= Robert W. Monk =

American politician

Robert W. Monk (March 28, 1866 - March 17, 1924) was an American physician and politician.

Born near Fond du Lac, Wisconsin, Monk moved to Sheboygan County, Wisconsin with his parents in 1868, where he attended public schools and a local commercial college. Monk then worked for railroad and express companies in Menasha, Wisconsin. He moved to St. Cloud, Calumet County, Wisconsin and was in the general merchandise business. He sold the business, went to Northwestern University Medical School (now Feinberg School of Medicine) and graduated in 1894. Monk practiced medicine in St. Cloud, Wisconsin and then moved to Chilton, Wisconsin and continued to practice medicine. During that time Monk served as mayor of Chilton, Wisconsin and also served on the Calumet County Board of Supervisors.
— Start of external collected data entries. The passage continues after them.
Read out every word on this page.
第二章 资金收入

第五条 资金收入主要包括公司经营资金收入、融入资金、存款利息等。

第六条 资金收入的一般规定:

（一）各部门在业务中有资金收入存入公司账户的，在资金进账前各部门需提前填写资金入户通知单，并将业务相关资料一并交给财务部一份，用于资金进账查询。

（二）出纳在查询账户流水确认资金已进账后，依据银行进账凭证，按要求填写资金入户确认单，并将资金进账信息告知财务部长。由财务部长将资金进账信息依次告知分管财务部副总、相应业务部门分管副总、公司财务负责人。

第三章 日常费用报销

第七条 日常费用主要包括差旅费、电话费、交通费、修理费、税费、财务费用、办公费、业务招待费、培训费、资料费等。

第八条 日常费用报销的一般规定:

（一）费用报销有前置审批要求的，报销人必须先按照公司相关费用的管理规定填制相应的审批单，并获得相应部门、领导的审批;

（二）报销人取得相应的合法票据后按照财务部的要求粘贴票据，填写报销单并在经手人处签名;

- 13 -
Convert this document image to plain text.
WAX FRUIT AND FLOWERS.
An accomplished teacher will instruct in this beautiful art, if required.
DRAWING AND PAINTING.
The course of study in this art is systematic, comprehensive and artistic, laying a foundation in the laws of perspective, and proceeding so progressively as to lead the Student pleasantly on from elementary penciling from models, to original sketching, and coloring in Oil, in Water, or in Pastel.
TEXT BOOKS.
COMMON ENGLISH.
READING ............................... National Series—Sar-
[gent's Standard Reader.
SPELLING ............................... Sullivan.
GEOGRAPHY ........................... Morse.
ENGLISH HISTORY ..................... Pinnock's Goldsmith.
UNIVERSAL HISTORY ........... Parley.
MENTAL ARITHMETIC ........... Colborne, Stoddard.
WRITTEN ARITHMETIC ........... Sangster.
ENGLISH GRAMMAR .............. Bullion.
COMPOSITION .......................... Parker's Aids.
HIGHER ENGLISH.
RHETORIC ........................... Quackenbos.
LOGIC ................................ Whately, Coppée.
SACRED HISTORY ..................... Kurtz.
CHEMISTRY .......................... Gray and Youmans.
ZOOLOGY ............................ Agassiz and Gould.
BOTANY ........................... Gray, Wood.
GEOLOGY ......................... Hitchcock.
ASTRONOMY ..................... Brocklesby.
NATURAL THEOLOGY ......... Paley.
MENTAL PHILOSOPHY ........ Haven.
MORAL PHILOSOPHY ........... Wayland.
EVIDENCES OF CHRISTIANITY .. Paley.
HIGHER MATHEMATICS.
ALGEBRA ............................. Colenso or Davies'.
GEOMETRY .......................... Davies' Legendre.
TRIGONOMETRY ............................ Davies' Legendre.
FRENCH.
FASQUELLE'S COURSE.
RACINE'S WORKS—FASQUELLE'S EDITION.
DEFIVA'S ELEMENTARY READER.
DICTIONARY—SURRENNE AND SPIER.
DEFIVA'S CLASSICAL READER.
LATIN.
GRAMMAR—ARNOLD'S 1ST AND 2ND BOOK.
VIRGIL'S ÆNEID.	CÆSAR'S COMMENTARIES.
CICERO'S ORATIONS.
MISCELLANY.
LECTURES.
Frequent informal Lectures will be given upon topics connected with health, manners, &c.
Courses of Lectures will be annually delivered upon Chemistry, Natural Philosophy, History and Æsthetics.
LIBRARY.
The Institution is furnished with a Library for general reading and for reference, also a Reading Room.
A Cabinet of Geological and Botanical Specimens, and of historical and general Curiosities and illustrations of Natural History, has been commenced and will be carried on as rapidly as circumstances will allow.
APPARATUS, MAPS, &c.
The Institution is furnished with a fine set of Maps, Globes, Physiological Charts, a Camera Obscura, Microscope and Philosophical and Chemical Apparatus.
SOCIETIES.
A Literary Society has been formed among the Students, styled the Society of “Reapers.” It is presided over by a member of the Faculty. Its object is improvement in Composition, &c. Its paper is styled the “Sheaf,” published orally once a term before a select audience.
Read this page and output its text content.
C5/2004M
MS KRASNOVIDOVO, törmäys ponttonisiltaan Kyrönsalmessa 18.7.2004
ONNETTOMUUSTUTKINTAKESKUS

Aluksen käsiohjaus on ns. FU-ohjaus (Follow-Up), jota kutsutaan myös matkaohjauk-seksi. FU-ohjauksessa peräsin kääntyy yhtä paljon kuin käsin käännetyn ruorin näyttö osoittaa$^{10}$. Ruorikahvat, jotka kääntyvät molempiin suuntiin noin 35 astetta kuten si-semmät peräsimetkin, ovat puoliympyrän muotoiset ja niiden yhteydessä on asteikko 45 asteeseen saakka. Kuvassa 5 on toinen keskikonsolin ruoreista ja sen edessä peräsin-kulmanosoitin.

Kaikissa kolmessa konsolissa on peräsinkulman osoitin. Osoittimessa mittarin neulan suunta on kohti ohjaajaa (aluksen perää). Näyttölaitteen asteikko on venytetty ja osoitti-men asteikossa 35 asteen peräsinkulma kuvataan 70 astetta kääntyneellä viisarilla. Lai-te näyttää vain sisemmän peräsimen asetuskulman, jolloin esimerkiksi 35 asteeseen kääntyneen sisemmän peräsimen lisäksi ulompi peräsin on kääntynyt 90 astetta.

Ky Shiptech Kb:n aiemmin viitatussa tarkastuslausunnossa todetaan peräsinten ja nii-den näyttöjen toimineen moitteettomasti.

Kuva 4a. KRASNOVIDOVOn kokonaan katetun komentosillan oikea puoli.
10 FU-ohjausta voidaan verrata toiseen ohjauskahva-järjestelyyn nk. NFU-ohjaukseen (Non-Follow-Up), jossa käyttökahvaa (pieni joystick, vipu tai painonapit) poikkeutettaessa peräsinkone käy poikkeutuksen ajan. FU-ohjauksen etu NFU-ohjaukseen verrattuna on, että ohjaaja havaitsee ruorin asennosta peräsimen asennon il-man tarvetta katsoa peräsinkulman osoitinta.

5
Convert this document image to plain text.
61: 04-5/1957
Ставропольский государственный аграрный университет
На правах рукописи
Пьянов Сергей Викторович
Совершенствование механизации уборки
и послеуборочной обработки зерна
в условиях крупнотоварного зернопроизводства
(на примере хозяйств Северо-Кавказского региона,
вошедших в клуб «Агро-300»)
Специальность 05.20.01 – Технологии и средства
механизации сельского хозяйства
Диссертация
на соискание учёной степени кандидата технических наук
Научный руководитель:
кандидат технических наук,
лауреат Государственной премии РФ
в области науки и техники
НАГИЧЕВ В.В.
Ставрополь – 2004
Monk then went to Chicago, Illinois and took post graduate study in medicine for one year. In 1906, Monk moved to Neillsville, Wisconsin and continued to practice medicine. From 1913 to 1917, Monk served in the Wisconsin State Senate and was a member of the Republican party. Monk was then elected mayor of Neillsville and was in office until his death. Monk died at his home in Neillsville, Wisconsin of pernicious anemia.